Quando l’alta sartoria italiana parte dalla nostra terra
Quando nasci negli anni ’50, fai indigestione di sogni, i più belli. Monti in sella alla vita e voli sui prati più verdi e tra i cieli più azzurri.
Grazie a Dio, la guerra è finita e i panorami, con tanta buona lena, ce li costruiamo noi, mattoncino su mattoncino come nel più bel gioco per bambini.
È un viaggio tra residui di nuvole nere tra cui fare lo slalom, dove i semafori a volte si inceppano, dove capita che scampoli del passato ti piovono addosso e sei senza ombrello, indifeso.
Ma non può piovere sempre perché, quando sei figlio del miracolo economico, hai l’adrenalina a mille e un sacco di sogni per la testa per cui fare la rivoluzione.
Domenico Summo, figlio del boom, è il penultimo di una sfornata di sette con un futuro già scritto. Si, perché quando nasci negli anni ’50, hai poco tempo per essere bambino, purtroppo. Non puoi correre dietro ad un pallone o passare ore a pettinare le bambole, cresci alla velocità delle bocche in casa da sfamare e si gioca di squadra per la famiglia.
Domenico, come tutti i bambini del secondo dopoguerra, fa sogni da grandi: imparare un mestiere per essere d’aiuto all’economia familiare, l’unica cosa che davvero conta.
È deciso. Domenico, come gli altri tre uomini di casa, vivrà la sua vita nella cabina di un camion e sarà la strada la sua inseparabile compagna di viaggio, di notte e di giorno, con il sole negli occhi o mentre la pioggia picchia insistentemente sopra la testa e fa un fracasso infernale.
Non ne è felice. Da bravo figlio, però, ci prova per non deludere le aspettative paterne, ma quel futuro lo sente estraneo. Totalmente.
La mamma, che è sempre la mamma, legge negli occhi del figlio il malumore e gli va incontro. Non le era sfuggita l’inclinazione che il suo ragazzo, crescendo gomito a gomito con le sorelle sarte, aveva manifestato. Quella passione per ago e filo, se coltivata, avrebbe fatto di suo figlio un sarto, forse il più bravo.
Non senza sacrifici, a suon di sberle e antipatiche tiratine d’orecchie, Domenico cresce professionalmente sotto la guida di grandi maestri finché il servizio di leva lo sradica dalle sue certezze e congela (forse per sempre) il suo sogno. Chi lo sa!
Non è così, invece. Quella parentesi di 15 mesi si rivela produttiva perché inaspettatamente ago e filo continuano ad essere per lui le inseparabili armi del mestiere anche dentro la caserma.
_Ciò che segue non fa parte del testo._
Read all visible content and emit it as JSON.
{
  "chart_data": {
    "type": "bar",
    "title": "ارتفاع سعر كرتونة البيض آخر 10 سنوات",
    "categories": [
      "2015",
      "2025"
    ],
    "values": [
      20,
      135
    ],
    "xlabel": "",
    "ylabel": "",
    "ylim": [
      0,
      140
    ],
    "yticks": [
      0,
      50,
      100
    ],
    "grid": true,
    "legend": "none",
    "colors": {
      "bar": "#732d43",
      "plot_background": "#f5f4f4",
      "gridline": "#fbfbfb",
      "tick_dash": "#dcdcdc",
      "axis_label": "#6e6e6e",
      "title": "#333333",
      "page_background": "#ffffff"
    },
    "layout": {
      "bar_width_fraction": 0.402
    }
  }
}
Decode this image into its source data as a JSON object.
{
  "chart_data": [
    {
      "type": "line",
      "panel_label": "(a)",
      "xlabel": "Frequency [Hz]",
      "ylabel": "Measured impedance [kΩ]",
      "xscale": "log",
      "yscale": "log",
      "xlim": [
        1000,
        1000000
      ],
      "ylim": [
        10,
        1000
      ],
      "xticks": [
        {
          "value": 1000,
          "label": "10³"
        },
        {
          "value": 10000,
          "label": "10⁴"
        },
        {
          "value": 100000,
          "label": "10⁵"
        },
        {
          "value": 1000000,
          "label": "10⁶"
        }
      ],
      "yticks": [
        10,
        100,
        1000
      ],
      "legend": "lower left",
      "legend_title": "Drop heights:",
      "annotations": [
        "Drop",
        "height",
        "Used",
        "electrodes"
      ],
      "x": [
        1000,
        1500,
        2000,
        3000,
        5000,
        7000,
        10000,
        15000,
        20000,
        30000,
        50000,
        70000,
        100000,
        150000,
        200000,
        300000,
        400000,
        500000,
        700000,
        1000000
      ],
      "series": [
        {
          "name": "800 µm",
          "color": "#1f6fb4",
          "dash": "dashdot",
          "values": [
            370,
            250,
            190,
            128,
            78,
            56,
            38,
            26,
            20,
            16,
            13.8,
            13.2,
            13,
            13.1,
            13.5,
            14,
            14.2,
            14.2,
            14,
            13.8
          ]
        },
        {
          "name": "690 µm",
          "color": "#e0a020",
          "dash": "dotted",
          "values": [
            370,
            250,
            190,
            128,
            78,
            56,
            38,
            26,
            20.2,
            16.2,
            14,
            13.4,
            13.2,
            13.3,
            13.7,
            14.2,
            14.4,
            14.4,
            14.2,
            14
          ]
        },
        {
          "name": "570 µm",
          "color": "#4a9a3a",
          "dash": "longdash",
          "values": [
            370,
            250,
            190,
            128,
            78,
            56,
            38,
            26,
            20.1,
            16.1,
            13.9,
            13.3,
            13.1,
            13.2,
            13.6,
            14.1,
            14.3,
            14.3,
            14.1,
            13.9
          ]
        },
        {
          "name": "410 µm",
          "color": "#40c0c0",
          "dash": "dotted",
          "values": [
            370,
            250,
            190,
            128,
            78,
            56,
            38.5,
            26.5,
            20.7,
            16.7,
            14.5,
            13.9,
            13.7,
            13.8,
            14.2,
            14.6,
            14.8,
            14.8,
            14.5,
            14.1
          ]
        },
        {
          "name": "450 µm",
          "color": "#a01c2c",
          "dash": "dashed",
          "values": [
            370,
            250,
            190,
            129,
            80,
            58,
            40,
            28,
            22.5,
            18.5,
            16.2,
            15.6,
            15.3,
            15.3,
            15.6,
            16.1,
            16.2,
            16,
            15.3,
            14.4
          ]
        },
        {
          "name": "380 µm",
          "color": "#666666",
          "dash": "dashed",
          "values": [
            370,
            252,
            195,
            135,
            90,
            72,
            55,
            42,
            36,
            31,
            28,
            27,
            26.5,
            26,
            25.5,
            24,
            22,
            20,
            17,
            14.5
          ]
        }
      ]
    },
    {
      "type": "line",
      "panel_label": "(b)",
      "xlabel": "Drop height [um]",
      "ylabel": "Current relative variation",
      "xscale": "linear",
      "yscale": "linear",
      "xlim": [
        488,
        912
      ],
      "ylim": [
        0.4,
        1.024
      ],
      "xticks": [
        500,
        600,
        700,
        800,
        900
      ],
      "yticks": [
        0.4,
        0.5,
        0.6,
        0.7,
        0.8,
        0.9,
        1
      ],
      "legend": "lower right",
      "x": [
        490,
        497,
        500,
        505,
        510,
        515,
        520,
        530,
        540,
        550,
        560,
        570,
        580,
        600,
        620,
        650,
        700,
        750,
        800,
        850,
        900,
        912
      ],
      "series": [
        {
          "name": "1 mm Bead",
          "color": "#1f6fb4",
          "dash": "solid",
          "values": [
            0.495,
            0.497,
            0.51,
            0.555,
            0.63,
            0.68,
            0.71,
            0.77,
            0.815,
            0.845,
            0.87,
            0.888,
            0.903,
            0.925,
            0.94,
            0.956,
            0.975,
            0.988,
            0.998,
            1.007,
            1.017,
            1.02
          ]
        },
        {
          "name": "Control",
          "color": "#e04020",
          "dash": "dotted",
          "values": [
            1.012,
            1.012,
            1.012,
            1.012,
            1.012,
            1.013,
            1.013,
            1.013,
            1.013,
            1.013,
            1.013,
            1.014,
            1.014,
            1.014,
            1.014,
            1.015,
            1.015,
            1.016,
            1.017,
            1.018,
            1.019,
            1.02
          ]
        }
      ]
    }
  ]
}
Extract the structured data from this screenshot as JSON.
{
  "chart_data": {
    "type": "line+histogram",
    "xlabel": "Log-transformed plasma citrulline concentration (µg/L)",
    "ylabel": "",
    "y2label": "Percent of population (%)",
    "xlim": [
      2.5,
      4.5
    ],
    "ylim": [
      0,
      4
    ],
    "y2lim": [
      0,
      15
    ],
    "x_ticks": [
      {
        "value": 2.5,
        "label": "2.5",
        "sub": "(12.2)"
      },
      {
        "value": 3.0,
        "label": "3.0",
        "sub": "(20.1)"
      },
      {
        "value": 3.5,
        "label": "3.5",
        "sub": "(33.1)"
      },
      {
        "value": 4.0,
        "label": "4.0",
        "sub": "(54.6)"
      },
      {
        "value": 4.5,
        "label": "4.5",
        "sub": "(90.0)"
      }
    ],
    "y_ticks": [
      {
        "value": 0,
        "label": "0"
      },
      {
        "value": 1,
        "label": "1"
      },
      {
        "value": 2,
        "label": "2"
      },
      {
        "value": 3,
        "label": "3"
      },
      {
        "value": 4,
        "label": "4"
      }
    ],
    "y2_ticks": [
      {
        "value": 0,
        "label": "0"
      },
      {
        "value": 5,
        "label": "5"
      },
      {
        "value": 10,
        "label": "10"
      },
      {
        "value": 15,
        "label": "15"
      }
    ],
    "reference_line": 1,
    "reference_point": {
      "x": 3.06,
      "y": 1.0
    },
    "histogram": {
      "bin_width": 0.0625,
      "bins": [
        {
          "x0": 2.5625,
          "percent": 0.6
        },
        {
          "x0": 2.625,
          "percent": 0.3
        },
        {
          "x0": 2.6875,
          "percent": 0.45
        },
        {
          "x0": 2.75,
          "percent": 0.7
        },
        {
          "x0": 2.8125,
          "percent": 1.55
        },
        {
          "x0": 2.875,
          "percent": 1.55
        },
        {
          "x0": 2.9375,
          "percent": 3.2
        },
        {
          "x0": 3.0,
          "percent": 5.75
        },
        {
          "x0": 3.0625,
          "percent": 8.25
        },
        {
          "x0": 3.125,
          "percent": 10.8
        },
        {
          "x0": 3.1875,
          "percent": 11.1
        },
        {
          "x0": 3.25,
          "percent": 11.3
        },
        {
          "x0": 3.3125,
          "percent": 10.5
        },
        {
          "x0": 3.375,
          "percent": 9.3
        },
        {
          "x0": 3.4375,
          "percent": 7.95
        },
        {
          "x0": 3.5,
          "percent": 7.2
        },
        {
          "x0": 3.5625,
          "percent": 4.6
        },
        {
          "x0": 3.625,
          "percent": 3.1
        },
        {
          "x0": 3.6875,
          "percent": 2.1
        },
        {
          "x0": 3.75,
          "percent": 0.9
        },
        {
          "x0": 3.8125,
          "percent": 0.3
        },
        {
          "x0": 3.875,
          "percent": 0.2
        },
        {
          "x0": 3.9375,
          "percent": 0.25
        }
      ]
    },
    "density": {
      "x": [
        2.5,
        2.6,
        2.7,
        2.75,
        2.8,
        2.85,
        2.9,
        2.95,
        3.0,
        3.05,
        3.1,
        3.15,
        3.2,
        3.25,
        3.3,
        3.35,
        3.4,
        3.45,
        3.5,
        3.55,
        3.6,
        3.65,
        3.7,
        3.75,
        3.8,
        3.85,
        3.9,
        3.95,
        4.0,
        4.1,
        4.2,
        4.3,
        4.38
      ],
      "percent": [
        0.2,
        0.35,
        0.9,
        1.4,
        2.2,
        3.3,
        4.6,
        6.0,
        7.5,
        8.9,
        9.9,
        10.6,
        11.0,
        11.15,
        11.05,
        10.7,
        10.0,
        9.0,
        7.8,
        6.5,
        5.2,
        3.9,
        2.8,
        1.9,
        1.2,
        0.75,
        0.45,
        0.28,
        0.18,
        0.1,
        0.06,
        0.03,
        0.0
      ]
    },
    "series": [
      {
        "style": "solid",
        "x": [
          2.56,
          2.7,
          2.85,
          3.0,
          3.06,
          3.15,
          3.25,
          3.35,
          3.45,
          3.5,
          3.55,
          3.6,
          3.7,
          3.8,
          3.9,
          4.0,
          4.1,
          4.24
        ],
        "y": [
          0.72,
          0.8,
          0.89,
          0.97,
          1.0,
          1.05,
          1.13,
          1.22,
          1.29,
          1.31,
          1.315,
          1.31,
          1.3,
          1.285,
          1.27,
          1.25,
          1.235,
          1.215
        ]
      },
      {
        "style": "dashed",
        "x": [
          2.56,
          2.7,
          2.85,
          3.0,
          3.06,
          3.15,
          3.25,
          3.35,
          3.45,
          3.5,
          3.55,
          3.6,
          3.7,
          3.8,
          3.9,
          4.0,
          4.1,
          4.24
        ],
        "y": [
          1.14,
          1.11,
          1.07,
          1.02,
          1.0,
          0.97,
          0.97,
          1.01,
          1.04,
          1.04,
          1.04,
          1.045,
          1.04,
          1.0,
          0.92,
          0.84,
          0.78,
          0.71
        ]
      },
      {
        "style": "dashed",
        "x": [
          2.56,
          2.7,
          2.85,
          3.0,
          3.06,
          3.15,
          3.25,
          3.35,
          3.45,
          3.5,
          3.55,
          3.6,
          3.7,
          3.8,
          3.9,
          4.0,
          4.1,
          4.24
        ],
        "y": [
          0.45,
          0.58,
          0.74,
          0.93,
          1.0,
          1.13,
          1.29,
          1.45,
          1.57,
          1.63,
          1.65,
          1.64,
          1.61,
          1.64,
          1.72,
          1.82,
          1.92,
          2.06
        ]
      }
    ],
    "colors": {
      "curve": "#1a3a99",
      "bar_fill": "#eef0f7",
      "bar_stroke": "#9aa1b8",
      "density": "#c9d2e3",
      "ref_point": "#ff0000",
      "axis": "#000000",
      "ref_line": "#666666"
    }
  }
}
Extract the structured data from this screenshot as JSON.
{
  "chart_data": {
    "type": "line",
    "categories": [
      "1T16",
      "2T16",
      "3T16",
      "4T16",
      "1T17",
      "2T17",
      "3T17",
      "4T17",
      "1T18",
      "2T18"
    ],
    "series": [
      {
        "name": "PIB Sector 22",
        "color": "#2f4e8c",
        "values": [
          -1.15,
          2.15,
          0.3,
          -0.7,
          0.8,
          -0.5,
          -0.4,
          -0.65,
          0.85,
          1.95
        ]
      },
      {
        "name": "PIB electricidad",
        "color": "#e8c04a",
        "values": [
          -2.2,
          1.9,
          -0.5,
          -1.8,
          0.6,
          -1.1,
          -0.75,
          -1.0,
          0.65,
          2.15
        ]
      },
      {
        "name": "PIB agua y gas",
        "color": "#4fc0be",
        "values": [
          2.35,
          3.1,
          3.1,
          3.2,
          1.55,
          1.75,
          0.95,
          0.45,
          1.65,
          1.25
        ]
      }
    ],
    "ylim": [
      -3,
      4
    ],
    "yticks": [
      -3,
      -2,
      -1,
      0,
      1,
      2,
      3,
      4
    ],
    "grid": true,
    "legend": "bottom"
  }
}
Il ritorno al civile lo lancia nel mondo lavorativo vero e proprio e, tra molti alti e qualche basso, le soddisfazioni arrivano anche nella vita privata: tre figli maschi e una famiglia serena, oltre che una sbarazzina 500.
Il suo sogno sta finalmente prendendo corpo,
Domenico avvia una cooperativa dove, dopo un iniziale periodo di sola stireria, si impianta la catena e si realizza da zero il must dell’uomo elegante: l’abito.
Finalmente sta accadendo, la meta è lì, pochi passi ancora e il sognatore potrà dire di avercela fatta, ma, neanche sai come e perché, capita di sbagliare e improvvisamente ti manca il terreno sotto i piedi. Frana tutto: onore, credibilità, fiducia, autostima. Sei solo di fronte al tuo fallimento di uomo e di padre a chiederti perché il tuo sogno si sia preso gioco di te.
È nella mano tesa dei tuoi figli che comprendi che non è tutto finito.
Dalle ceneri della cooperativa nasce la WM SUMMO CREAZIONI SARTORIALI, dove W sta per Walter e M per Maurizio, l’orgoglio di papà Domenico.
Si ricomincia dal basso con le braccia forti e giovani di chi ha scelto di continuare sulla strada maestra, maturi dell’esperienza e degli errori precedenti.
In soli tre anni l’evoluzione aziendale è stata importante, passando da 20 a 70 dipendenti e arrivando ad una produzione giornaliera di oltre un centinaio di pezzi, ma dove la qualità rimane il punto di forza.
Quella corona all’occhiello su ogni capo sintetizza una storia lunga 50 anni. È la storia di tre uomini che oggi abbracciano lo stesso sogno, anche se indiscutibilmente il re della giacca rimane Domenico Summo.